If you got this far, thank you for listening to my rant.

From this, we conclude that positive outcome expectations and task agreement seem to facilitate changes in fatigue-perpetuating factors during CBT for CFS.
Isn't that exactly what you would expect to see if you studied a placebo.
http://en.wikipedia.org/wiki/Placebo#Expectancy_and_conditioning
Yes, though it might be response bias rather than genuine placebo effect. The King of placebo research is a guy called Hrbjartsson who has done massive meta-analyses showing that when you compare placebo vs no treatment (as opposed to placebo vs baseline) the placebo effect is either small or non-existent. They don't seem to like him on the Wikipedia page, but his research is way more robust - and on a much bigger scale - than most placebo studies. His first such study Is the Placebo Powerless? came out in the New England Journal of Medicine, the top medical journal by far.

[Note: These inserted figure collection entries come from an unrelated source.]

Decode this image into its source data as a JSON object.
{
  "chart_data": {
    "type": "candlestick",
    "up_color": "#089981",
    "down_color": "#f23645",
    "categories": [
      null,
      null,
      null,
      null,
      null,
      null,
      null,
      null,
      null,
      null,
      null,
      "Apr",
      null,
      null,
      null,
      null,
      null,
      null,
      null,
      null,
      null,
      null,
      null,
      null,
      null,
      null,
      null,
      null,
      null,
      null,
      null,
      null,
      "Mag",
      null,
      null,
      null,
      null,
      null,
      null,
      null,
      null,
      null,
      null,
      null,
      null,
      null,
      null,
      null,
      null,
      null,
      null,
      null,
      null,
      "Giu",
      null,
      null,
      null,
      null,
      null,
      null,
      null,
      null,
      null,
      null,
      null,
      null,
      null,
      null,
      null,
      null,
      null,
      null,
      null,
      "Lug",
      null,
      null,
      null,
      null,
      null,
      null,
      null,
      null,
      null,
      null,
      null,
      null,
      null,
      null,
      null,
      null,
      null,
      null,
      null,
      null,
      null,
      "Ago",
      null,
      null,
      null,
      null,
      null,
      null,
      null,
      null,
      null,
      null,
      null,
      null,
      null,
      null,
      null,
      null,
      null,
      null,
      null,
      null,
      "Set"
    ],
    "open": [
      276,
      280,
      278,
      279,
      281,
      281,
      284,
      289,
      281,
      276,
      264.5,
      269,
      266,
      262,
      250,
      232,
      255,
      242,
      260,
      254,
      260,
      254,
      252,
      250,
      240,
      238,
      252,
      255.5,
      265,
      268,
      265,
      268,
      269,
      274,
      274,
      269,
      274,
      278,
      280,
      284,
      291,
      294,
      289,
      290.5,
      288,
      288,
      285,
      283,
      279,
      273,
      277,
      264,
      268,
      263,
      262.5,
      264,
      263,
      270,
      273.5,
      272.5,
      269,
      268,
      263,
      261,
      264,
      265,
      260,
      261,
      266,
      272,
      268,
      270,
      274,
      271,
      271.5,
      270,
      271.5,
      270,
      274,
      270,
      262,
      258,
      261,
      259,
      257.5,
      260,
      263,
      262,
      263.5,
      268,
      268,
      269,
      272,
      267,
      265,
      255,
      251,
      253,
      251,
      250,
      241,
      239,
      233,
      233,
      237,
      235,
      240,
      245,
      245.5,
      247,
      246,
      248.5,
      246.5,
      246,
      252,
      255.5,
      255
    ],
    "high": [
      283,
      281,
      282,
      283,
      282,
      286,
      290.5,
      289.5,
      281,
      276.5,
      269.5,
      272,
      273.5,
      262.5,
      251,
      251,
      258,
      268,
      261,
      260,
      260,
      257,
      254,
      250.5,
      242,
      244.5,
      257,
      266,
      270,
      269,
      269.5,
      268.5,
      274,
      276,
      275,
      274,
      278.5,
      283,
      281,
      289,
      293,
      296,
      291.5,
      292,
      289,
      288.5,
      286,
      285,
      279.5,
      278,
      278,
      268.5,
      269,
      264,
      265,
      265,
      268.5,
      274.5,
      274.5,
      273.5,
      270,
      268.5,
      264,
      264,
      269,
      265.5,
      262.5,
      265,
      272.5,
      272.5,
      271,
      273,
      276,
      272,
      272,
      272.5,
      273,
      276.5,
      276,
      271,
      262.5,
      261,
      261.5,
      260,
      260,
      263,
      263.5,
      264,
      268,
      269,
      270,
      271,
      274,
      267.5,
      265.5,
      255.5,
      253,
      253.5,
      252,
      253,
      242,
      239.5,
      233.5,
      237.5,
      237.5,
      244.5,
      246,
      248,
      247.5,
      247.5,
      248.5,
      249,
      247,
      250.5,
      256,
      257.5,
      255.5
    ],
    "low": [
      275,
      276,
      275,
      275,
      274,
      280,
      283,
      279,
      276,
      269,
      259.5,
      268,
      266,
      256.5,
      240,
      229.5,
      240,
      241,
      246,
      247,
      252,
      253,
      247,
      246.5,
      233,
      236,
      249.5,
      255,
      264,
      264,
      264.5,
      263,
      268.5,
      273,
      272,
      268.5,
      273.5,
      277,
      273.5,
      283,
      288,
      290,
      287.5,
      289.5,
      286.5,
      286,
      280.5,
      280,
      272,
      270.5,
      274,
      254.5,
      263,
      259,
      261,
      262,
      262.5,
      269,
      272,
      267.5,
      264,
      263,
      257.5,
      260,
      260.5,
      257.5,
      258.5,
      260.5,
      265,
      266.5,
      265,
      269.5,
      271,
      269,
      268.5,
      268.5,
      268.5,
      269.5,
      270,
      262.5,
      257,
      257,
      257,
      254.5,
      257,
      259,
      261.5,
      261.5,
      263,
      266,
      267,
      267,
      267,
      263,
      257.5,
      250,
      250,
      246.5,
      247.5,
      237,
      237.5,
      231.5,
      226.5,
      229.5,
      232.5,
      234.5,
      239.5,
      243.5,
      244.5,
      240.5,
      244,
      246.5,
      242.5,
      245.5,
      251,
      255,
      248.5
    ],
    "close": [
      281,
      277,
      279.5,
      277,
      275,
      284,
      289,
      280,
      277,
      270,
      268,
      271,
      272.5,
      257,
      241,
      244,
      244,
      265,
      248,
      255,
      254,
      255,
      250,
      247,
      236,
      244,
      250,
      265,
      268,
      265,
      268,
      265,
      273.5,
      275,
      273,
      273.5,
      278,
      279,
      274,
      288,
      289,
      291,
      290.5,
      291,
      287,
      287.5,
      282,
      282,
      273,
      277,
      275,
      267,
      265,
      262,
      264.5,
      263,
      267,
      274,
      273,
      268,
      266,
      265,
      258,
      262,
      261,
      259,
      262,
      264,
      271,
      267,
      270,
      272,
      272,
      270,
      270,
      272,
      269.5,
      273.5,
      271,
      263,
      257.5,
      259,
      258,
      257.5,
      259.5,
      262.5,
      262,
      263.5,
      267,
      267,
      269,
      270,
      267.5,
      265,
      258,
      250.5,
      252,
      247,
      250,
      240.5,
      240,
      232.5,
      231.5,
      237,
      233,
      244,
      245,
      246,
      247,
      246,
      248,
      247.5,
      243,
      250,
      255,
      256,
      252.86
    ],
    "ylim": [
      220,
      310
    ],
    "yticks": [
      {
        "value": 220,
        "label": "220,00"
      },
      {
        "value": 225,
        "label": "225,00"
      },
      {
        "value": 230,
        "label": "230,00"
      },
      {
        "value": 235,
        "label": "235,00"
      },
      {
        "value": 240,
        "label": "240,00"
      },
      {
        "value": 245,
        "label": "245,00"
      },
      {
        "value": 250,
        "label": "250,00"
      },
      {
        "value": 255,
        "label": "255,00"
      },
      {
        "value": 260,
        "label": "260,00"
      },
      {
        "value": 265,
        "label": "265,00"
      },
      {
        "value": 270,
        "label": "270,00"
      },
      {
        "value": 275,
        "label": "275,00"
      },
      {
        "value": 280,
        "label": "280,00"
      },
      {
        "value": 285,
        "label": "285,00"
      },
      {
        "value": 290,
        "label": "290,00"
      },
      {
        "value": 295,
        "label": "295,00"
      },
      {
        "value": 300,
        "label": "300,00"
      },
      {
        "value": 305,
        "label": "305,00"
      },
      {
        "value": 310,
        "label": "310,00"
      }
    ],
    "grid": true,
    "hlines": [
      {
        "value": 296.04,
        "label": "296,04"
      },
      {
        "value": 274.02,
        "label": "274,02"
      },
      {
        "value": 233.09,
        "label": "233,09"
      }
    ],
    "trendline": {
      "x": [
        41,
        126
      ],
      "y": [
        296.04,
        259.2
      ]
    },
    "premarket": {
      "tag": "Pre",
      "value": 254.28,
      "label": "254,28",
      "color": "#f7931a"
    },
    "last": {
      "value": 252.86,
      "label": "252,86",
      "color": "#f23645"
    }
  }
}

He found that the strongest placebo effects (though still small) were in psychological research and in studies with self-reported outcomes (there is presumably a high overlap between the two). He also published Placebo effect studies are susceptible to response bias and to other types of biases, discussed here.
 

biophile

Places I'd rather be.
Messages
8,977
Valentijn. So your suspicions about their claims were borne from their own practical failures? But that goes against the official party line that patients only disagree because of ideological differences with the enlightened wisdom of CBT/GET!

[their lack of curiosity compared to other researchers who are pressing ahead with biomedical investigations] It seems to me that researchers such as Gus Bleijenberg are stuck in the past, and unwilling to consider other explanations that might better explain their findings.

Yes, it is amazing that the same university which produces the BPS fluffiness on CFS also produces work such as:

Computer Can Read Letters Directly from the Brain

"Aug. 19, 2013 — By analysing MRI images of the brain with an elegant mathematical model, it is possible to reconstruct thoughts more accurately than ever before. In this way, researchers from Radboud University Nijmegen have succeeded in determining which letter a test subject was looking at."